Maybe I should have known.
Maybe I just wasn’t paying attention to the metainfo, prior to picking up the book.
Maybe the prose style of the book has infected this review. That happens a lot with me, I’ve noticed. Maybe I should read the graphic novel version of ‘City of Glass,’ the first book in the trilogy. Maybe I will someday.

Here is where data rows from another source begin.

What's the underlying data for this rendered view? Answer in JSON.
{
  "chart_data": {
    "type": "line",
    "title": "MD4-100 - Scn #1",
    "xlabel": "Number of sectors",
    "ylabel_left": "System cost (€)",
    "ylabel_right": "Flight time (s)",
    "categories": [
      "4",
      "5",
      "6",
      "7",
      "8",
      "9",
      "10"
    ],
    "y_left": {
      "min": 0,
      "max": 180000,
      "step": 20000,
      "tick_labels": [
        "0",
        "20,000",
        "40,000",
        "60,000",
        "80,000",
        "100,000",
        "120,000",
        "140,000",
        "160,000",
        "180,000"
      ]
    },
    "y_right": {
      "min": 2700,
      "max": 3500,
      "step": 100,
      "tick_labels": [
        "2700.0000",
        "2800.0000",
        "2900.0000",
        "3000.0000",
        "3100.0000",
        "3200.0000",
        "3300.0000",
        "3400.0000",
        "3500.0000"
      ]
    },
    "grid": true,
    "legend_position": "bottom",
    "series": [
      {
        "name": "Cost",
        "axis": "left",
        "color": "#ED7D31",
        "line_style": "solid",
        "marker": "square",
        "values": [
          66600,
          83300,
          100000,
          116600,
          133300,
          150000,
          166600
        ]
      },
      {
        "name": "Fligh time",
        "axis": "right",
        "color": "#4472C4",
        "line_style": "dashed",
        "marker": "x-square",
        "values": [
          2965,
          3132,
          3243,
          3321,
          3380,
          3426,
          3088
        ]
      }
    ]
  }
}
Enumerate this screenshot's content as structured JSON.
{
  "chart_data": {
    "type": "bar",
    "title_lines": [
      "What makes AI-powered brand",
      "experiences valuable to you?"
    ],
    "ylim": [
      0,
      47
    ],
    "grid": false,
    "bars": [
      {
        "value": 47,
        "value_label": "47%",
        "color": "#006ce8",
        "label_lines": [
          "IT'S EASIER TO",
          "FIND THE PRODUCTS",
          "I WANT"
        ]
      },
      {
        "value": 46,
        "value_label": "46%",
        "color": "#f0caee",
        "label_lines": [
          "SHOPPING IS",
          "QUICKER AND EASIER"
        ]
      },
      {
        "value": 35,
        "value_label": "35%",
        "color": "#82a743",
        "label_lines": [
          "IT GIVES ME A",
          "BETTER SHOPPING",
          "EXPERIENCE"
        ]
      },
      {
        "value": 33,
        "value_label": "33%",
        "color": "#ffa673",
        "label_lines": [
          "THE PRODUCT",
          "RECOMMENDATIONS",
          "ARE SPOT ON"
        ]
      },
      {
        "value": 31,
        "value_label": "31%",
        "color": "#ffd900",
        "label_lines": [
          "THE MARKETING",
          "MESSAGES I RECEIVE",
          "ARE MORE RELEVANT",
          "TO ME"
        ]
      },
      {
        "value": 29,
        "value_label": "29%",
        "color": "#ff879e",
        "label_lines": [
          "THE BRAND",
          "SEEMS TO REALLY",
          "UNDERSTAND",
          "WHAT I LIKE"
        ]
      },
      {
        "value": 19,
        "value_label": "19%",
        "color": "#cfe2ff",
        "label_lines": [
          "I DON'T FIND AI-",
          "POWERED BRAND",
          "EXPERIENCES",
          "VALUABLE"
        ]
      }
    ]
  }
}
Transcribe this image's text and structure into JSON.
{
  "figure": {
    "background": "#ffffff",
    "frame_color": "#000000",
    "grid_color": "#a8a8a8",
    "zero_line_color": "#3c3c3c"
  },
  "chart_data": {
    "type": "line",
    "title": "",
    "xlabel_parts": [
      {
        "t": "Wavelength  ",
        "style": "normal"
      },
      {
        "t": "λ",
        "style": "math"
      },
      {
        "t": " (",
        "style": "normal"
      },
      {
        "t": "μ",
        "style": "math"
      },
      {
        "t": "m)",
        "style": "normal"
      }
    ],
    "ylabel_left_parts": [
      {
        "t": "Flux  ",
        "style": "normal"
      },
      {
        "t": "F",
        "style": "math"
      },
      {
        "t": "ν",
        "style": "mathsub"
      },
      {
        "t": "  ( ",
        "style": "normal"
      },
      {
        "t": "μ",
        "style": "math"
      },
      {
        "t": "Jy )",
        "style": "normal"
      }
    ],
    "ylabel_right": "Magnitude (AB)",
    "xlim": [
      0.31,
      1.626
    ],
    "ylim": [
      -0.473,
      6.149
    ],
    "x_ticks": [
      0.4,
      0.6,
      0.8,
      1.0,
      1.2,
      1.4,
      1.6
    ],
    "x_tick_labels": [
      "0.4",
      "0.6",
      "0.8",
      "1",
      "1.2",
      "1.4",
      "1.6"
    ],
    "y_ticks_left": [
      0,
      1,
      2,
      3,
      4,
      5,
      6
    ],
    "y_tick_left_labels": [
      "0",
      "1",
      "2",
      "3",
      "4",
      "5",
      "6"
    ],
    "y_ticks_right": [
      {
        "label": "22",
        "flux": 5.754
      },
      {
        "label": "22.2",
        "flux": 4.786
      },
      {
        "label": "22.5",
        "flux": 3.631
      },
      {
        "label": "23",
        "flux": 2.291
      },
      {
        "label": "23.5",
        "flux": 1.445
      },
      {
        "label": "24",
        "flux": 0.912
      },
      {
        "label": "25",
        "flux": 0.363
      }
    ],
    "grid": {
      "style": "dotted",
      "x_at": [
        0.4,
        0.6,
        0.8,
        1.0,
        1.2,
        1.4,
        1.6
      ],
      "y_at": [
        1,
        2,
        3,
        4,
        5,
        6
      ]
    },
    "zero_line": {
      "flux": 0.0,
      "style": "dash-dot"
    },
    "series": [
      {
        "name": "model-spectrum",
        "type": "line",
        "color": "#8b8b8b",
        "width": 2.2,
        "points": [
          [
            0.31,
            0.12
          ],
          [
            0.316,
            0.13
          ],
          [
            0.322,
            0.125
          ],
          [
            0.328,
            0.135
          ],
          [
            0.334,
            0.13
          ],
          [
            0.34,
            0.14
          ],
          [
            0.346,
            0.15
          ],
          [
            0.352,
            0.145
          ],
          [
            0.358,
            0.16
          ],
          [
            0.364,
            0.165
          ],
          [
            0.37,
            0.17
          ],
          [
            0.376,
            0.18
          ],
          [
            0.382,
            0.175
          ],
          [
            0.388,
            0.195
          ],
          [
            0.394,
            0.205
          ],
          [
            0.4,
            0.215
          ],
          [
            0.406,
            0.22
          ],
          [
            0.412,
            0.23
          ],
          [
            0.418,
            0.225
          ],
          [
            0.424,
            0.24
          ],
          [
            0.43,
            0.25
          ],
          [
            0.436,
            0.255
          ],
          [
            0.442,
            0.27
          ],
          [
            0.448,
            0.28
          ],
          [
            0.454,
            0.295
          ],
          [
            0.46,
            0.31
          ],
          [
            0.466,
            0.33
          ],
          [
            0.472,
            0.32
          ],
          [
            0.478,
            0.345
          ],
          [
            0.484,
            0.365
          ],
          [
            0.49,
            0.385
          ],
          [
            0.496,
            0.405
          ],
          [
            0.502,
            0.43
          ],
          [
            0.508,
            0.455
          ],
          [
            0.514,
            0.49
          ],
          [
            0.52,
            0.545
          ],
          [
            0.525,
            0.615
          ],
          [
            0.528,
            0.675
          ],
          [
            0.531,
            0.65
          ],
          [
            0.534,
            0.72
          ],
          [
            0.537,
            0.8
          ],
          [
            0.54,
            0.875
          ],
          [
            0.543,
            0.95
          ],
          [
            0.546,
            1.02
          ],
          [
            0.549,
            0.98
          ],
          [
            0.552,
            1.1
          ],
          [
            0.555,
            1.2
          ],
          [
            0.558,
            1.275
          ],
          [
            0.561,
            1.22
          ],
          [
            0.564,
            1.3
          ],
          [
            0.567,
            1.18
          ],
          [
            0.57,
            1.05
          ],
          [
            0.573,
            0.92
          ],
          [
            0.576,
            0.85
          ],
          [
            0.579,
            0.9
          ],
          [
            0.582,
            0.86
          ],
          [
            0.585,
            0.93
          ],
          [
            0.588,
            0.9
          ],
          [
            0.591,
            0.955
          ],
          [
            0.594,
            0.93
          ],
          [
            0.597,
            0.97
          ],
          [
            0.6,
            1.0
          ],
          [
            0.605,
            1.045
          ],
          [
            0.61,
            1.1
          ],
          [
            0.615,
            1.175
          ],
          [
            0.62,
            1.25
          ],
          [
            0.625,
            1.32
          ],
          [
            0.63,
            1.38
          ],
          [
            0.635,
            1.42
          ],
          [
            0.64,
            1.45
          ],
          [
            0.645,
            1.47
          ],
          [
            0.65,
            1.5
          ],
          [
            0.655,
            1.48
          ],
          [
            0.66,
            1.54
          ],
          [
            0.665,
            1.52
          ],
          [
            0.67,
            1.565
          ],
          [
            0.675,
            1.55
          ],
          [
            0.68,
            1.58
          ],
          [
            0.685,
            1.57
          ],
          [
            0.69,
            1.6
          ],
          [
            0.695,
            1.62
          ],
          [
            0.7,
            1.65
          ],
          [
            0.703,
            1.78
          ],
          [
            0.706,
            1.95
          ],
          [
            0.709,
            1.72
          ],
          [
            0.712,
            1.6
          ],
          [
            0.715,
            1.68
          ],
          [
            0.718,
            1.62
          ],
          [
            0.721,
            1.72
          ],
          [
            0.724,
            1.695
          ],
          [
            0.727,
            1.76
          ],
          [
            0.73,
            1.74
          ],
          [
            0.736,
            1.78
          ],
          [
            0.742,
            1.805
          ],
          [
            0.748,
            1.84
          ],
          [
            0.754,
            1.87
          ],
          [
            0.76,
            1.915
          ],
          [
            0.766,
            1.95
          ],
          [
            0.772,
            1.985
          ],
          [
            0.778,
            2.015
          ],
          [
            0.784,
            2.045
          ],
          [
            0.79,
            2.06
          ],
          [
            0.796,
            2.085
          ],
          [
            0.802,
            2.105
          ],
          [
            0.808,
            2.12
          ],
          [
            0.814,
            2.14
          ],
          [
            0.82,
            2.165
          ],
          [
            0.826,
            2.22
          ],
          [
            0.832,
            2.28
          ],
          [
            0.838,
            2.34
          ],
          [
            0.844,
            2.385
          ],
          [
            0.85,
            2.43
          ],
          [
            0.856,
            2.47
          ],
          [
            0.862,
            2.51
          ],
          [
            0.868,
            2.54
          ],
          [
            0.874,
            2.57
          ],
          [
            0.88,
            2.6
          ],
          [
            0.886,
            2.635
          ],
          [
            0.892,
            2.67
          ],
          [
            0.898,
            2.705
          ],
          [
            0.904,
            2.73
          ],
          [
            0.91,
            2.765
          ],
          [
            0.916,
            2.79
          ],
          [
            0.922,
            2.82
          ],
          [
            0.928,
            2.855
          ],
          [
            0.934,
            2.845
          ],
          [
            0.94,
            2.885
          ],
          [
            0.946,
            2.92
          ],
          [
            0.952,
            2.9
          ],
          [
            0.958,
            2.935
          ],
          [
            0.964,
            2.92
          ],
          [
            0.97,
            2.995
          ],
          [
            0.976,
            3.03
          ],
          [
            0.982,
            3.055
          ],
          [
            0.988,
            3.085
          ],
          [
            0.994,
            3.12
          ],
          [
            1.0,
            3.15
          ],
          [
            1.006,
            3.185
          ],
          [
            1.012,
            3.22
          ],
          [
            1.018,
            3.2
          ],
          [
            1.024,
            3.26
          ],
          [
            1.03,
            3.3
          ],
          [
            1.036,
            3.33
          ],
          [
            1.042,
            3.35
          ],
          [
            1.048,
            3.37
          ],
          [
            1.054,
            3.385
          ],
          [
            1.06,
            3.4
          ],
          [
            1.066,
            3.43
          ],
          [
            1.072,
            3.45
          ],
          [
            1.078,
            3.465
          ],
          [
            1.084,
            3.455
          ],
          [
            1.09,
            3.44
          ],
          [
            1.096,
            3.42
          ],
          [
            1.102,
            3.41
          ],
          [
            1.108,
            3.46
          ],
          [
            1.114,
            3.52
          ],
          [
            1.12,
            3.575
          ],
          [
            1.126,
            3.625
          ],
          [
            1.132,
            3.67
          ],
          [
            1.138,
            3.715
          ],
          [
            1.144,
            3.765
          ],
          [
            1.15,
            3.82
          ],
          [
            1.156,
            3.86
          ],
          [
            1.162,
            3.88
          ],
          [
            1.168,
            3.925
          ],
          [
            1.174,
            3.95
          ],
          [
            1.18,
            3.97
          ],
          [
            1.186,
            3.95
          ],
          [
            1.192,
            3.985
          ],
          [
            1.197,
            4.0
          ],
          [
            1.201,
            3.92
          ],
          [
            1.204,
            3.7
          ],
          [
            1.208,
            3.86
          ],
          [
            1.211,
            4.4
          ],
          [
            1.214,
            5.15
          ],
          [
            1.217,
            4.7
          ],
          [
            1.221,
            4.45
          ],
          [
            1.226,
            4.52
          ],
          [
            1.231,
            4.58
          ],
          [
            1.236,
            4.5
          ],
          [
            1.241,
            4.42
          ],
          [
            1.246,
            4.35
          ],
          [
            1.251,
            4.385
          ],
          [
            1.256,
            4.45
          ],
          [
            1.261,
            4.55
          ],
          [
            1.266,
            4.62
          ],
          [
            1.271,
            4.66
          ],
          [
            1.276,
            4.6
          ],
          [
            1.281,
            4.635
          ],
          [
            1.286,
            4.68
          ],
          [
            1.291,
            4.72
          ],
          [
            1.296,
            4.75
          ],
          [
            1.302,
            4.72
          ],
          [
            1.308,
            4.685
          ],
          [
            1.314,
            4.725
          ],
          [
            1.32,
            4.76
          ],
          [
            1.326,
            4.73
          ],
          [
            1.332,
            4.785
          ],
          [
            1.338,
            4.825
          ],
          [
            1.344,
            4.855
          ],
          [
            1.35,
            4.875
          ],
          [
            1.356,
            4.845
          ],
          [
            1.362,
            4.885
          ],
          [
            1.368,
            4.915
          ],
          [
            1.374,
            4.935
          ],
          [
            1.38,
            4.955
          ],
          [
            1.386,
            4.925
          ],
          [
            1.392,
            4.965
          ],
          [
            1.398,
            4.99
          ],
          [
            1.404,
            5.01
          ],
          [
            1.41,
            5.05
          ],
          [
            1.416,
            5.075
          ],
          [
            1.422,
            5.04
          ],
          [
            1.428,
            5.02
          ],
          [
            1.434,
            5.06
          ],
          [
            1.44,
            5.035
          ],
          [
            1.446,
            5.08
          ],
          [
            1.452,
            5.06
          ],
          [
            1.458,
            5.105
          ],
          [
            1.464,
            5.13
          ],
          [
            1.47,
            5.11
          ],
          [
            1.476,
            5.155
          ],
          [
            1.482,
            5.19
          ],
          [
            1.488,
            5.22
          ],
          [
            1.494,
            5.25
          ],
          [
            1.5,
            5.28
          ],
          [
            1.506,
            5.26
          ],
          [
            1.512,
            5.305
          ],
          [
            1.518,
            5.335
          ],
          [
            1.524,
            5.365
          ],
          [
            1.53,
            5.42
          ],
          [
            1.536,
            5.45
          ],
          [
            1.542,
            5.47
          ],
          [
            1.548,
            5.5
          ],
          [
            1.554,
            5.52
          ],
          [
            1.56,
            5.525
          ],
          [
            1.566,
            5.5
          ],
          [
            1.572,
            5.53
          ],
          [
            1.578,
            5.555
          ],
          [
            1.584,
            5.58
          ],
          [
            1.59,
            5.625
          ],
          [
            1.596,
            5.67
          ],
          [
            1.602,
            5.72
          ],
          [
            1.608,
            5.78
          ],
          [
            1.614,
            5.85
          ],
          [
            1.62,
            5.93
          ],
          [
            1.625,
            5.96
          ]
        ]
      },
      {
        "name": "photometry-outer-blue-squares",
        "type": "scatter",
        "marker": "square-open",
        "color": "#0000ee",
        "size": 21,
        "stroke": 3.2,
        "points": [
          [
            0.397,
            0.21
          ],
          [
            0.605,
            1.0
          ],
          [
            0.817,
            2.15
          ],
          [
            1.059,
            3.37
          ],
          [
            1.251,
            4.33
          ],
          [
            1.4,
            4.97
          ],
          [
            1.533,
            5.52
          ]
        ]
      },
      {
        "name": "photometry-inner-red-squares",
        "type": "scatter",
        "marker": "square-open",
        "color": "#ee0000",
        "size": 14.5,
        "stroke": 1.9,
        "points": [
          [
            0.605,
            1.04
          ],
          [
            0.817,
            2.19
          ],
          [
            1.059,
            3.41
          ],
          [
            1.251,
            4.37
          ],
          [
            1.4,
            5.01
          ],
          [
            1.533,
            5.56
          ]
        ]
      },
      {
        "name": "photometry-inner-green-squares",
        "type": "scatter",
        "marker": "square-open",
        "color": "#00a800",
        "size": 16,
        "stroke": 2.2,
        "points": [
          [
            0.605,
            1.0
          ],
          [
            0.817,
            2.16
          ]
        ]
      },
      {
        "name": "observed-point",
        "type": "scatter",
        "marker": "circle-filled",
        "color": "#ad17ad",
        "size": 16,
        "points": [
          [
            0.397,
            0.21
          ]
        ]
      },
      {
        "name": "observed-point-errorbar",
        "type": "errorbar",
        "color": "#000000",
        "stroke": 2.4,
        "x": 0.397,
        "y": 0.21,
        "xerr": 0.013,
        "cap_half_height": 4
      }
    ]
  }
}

Er, thanks? I’ve been meaning to read the NY Trilogy, but wasn’t all that happy with the one book I tried–it left me thinking he was over-rated, perhaps by people who were in love with him because they were in love with being someone who lived in New York. I’m left wondering, still, if I should read it.
PS: Either Facetime doesn’t ring my phone, or it makes a ring I don’t recognize as coming from my phone.
I don’t think you would like New York Trilogy, Dale.
On the person-doing-the-calling side, it makes sort of a subway sonar ping. Maybe I will try calling you normally then coordinating a facetime call.
I don’t think Paul Auster is overrated, but I do think he’s very inconsistent (and most Auster readers I know would agree–few people love everything Auster writes). The books of his I like, I adore. The ones I dislike, I loathe. The New York Trilogy and Man in the Dark were to that I thought were wonderful. I hated Invisible, and I’ve heard nothing but bad things about The Brooklyn Follies from folks who’ve attempted it.